The Alldock has no controls, readout or adjustments – once setup it’s on and runs until you unplug it.
It is accessible to anyone with a mild or moderate cognitive impairment, including those with a learning disability like dyslexia those who experience cognitive symptoms, like problems with memory, concentration, planning and organization.
Let’s get this out the way at the beginning. The Alldock is not the cheapest way to charge your devices. It’s not even the cheapest integrated dock or the cheapest fast charger. What it is, is a very fast integrated solution for charging your devices that works well as a stand and looks great on your desk or in your house or office.
To get the most out of it you need to have multiple devices that need charging quickly.
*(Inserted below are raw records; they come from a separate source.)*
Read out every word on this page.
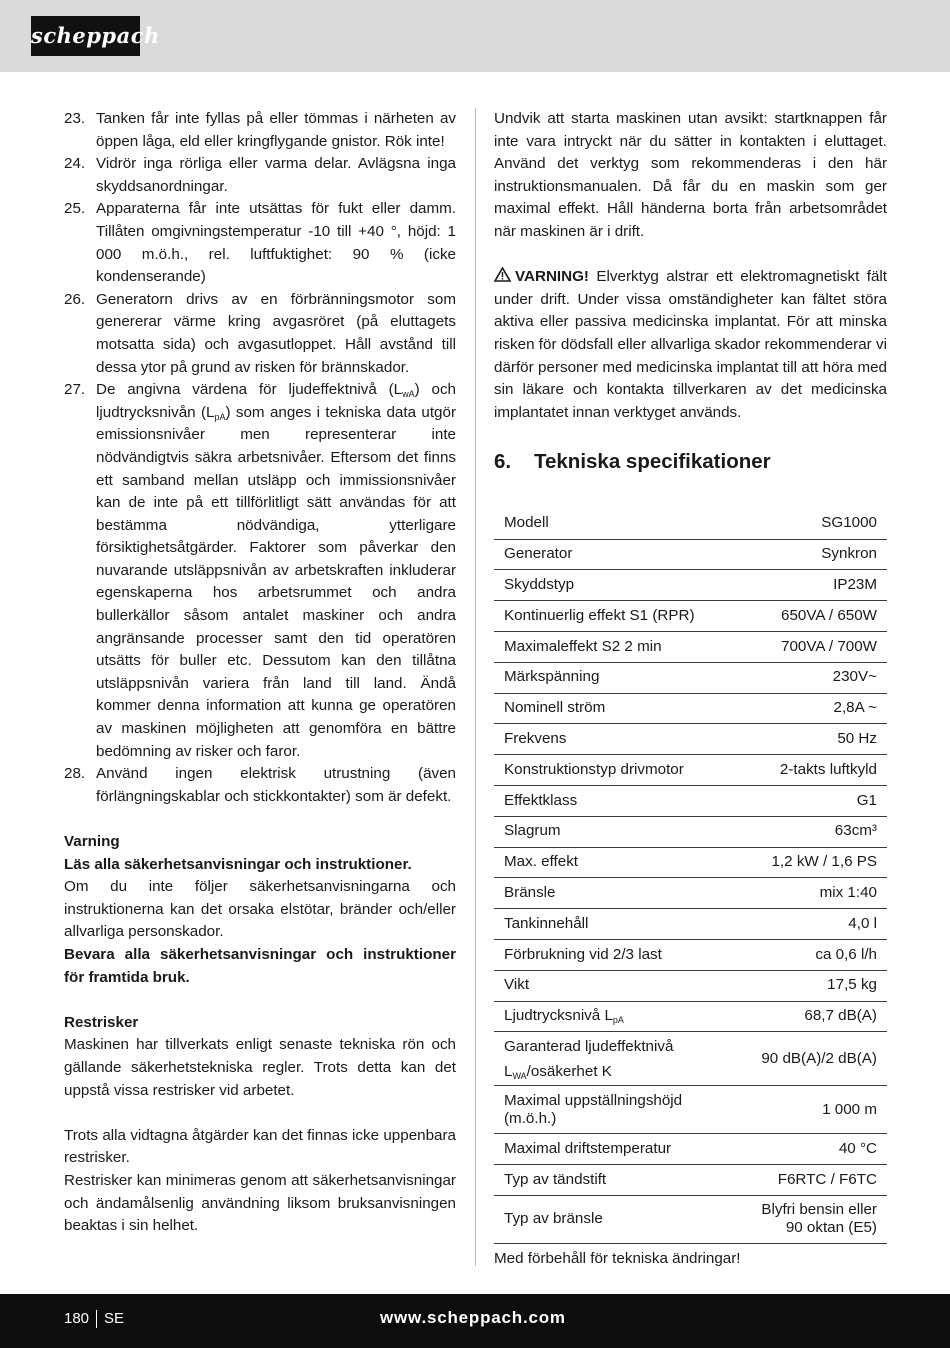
scheppach
23. Tanken får inte fyllas på eller tömmas i närheten av öppen låga, eld eller kringflygande gnistor. Rök inte!
24. Vidrör inga rörliga eller varma delar. Avlägsna inga skyddsanordningar.
25. Apparaterna får inte utsättas för fukt eller damm. Tillåten omgivningstemperatur -10 till +40 °, höjd: 1 000 m.ö.h., rel. luftfuktighet: 90 % (icke kondenserande)
26. Generatorn drivs av en förbränningsmotor som genererar värme kring avgasröret (på eluttagets motsatta sida) och avgasutloppet. Håll avstånd till dessa ytor på grund av risken för brännskador.
27. De angivna värdena för ljudeffektnivå $(L_{wA})$ och ljudtrycksnivån $(L_{pA})$ som anges i tekniska data utgör emissionsnivåer men representerar inte nödvändigtvis säkra arbetsnivåer. Eftersom det finns ett samband mellan utsläpp och immissionsnivåer kan de inte på ett tillförlitligt sätt användas för att bestämma nödvändiga, ytterligare försiktighetsåtgärder. Faktorer som påverkar den nuvarande utsläppsnivån av arbetskraften inkluderar egenskaperna hos arbetsrummet och andra bullerkällor såsom antalet maskiner och andra angränsande processer samt den tid operatören utsätts för buller etc. Dessutom kan den tillåtna utsläppsnivån variera från land till land. Ändå kommer denna information att kunna ge operatören av maskinen möjligheten att genomföra en bättre bedömning av risker och faror.
28. Använd ingen elektrisk utrustning (även förlängningskablar och stickkontakter) som är defekt.
Varning
Läs alla säkerhetsanvisningar och instruktioner.
Om du inte följer säkerhetsanvisningarna och instruktionerna kan det orsaka elstötar, bränder och/eller allvarliga personskador.
Bevara alla säkerhetsanvisningar och instruktioner för framtida bruk.
Restrisker
Maskinen har tillverkats enligt senaste tekniska rön och gällande säkerhetstekniska regler. Trots detta kan det uppstå vissa restrisker vid arbetet.
Trots alla vidtagna åtgärder kan det finnas icke uppenbara restrisker.
Restrisker kan minimeras genom att säkerhetsanvisningar och ändamålsenlig användning liksom bruksanvisningen beaktas i sin helhet.
Undvik att starta maskinen utan avsikt: startknappen får inte vara intryckt när du sätter in kontakten i eluttaget. Använd det verktyg som rekommenderas i den här instruktionsmanualen. Då får du en maskin som ger maximal effekt. Håll händerna borta från arbetsområdet när maskinen är i drift.
VARNING! Elverktyg alstrar ett elektromagnetiskt fält under drift. Under vissa omständigheter kan fältet störa aktiva eller passiva medicinska implantat. För att minska risken för dödsfall eller allvarliga skador rekommenderar vi därför personer med medicinska implantat till att höra med sin läkare och kontakta tillverkaren av det medicinska implantatet innan verktyget används.
6.	Tekniska specifikationer
Modell	SG1000
Generator	Synkron
Skyddstyp	IP23M
Kontinuerlig effekt S1 (RPR)	650VA / 650W
Maximaleffekt S2 2 min	700VA / 700W
Märkspänning	230V~
Nominell ström	2,8A ~
Frekvens	50 Hz
Konstruktionstyp drivmotor	2-takts luftkyld
Effektklass	G1
Slagrum	63cm³
Max. effekt	1,2 kW / 1,6 PS
Bränsle	mix 1:40
Tankinnehåll	4,0 l
Förbrukning vid 2/3 last	ca 0,6 l/h
Vikt	17,5 kg
Ljudtrycksnivå $L_{pA}$	68,7 dB(A)

Garanterad ljudeffektnivå
$L_{WA}$/osäkerhet K	90 dB(A)/2 dB(A)

Maximal uppställningshöjd
(m.ö.h.)	1 000 m
Maximal driftstemperatur	40 °C
Typ av tändstift	F6RTC / F6TC
Typ av bränsle	Blyfri bensin eller
90 oktan (E5)
Med förbehåll för tekniska ändringar!
180 SE	www.scheppach.com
That might sound unusual but start with a tablet, phone and a camera and you’re already a long way there. I’d recommend it for anyone who spends a lot of time with multiple devices and wants a simple, integrated fast way to charge them. The ability to pick the size and number of devices you can charge and change the material to match your setup are very appealing and the build quality is such that it will last years. Highly recommended.
The review is based on the Classic small version of the Alldock kindly provided by Alldock.